I bundle all of the medical supplies back into the bag, leaving them there as I take the napkins and bleach out to the parking lot. I glance around before I step out of the room fully to make sure that there’s no one watching as best as I can, but at this point, I’m so exhausted that I’m not even sure I care. All I want is to be finished with this day.
I wipe down the car as thoroughly as I can, scrubbing every bit of blood I can find off of the seats and wiping down anywhere that I think I might have touched. I very much doubt it’s a thorough job, even after I clumsily drive it down the street and leave it behind another building, wiping off the steering wheel and gearshift once more before shutting the door and walking away.
I’ve done my best.
It’s all I can do to get myself into the shower afterward, but I don’t want to sleep with blood and grime all over me. My feet hurt so badly when I step out of the shoes that my eyes well up with tears, especially when the still-scraped and bruised soles of my feet touch the cold tile floor. I suck in a breath, stripping off the black dress and leaving it in a pile on the floor as I hobble to the shower and turn on the hot water.

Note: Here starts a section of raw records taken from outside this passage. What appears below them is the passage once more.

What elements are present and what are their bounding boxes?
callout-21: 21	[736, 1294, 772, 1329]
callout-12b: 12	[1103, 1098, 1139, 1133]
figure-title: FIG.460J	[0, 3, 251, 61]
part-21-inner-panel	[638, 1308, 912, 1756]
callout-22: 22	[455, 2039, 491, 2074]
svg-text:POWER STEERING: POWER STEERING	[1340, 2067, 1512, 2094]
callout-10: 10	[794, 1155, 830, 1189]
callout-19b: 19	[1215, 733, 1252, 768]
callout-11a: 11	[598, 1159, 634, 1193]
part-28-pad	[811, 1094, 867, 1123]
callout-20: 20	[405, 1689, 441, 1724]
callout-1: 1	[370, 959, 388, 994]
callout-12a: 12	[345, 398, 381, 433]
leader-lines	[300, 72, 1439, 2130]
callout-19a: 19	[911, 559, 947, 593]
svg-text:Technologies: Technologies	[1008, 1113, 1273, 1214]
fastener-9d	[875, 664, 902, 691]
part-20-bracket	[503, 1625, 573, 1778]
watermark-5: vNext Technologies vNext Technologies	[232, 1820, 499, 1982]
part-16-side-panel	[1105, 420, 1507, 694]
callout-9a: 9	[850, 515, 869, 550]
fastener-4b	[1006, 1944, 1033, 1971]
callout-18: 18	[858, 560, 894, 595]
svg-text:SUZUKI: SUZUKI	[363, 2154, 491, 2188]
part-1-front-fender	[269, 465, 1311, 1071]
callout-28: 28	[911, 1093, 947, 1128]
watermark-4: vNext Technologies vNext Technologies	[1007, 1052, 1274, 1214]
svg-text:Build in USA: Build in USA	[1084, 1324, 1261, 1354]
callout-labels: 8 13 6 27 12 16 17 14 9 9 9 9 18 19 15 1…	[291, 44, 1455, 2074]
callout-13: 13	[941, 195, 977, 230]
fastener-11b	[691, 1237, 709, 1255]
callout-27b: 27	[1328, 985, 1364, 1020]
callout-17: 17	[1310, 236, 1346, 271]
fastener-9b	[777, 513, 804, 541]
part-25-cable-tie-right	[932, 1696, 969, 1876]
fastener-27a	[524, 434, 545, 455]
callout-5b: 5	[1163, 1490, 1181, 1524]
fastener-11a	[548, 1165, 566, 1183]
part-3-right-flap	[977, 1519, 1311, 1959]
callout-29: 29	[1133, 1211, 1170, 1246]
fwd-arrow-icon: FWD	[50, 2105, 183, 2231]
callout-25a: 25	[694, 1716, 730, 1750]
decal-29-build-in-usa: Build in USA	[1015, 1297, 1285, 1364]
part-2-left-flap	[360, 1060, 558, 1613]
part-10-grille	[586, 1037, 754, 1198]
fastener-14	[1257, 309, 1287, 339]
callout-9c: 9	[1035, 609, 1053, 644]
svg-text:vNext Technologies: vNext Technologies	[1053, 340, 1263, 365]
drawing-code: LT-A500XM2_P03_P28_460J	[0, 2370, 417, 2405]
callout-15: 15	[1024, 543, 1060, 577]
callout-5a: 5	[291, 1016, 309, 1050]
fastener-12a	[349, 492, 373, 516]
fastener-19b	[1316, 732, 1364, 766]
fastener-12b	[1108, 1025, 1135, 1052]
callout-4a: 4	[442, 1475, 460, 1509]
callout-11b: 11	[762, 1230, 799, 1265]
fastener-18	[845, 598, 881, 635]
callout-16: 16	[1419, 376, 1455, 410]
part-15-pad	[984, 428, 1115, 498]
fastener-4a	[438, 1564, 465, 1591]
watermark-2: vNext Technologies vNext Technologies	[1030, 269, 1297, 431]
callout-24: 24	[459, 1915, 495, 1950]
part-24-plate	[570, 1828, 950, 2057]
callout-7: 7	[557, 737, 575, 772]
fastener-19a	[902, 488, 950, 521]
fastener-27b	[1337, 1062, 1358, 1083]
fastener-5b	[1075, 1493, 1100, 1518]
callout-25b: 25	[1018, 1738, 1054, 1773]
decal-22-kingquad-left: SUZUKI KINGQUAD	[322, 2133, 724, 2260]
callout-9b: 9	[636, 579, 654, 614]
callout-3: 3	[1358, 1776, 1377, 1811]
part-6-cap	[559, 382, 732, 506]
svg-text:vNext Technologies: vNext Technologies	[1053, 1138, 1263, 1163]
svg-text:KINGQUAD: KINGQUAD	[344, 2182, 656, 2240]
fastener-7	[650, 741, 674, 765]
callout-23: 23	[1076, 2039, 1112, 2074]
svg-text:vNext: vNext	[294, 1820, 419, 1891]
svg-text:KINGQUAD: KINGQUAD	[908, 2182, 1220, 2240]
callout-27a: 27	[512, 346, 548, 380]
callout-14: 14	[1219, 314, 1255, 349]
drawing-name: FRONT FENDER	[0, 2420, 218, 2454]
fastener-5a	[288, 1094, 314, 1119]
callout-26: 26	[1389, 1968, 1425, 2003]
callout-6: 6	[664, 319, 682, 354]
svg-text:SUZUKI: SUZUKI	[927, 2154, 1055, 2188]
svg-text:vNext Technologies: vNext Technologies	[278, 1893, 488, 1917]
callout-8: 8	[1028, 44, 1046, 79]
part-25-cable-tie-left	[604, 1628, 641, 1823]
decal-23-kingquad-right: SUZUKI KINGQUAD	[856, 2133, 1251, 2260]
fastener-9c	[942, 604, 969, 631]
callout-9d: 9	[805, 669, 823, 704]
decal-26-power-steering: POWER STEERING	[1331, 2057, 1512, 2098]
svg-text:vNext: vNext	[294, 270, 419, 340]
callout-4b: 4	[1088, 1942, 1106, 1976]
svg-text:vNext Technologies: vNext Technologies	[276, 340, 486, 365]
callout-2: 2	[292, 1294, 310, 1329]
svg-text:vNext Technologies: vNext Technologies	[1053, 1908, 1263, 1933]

Tomorrow I’ll have to find clothes. Food. All the things Levin had been doing while I stayed in the motels. I’ll have to keep us going, somehow, until he gets better.
He has to get better.
Standing under the hot water, it’s all I can do to stave off the panic. As tired as I am, it creeps in more and more, and I wrap my arms around my waist, my fingers finding the ridge of the scar from the plane crash.
We have matching scars now. Yours and mine. They’re the same.
I feel half-delirious as I press my forehead against the cool tile, too exhausted to do more than let the water run over me. Even the shower doesn’t really make me feel better, because it makes me think of Levin too—of his hands sliding over my wet skin, the droplets of water caught between our mouths, the way it felt when he backed me against the wall and ran his lips over my body. The way it felt when he’d let go and fucked me the way I wanted.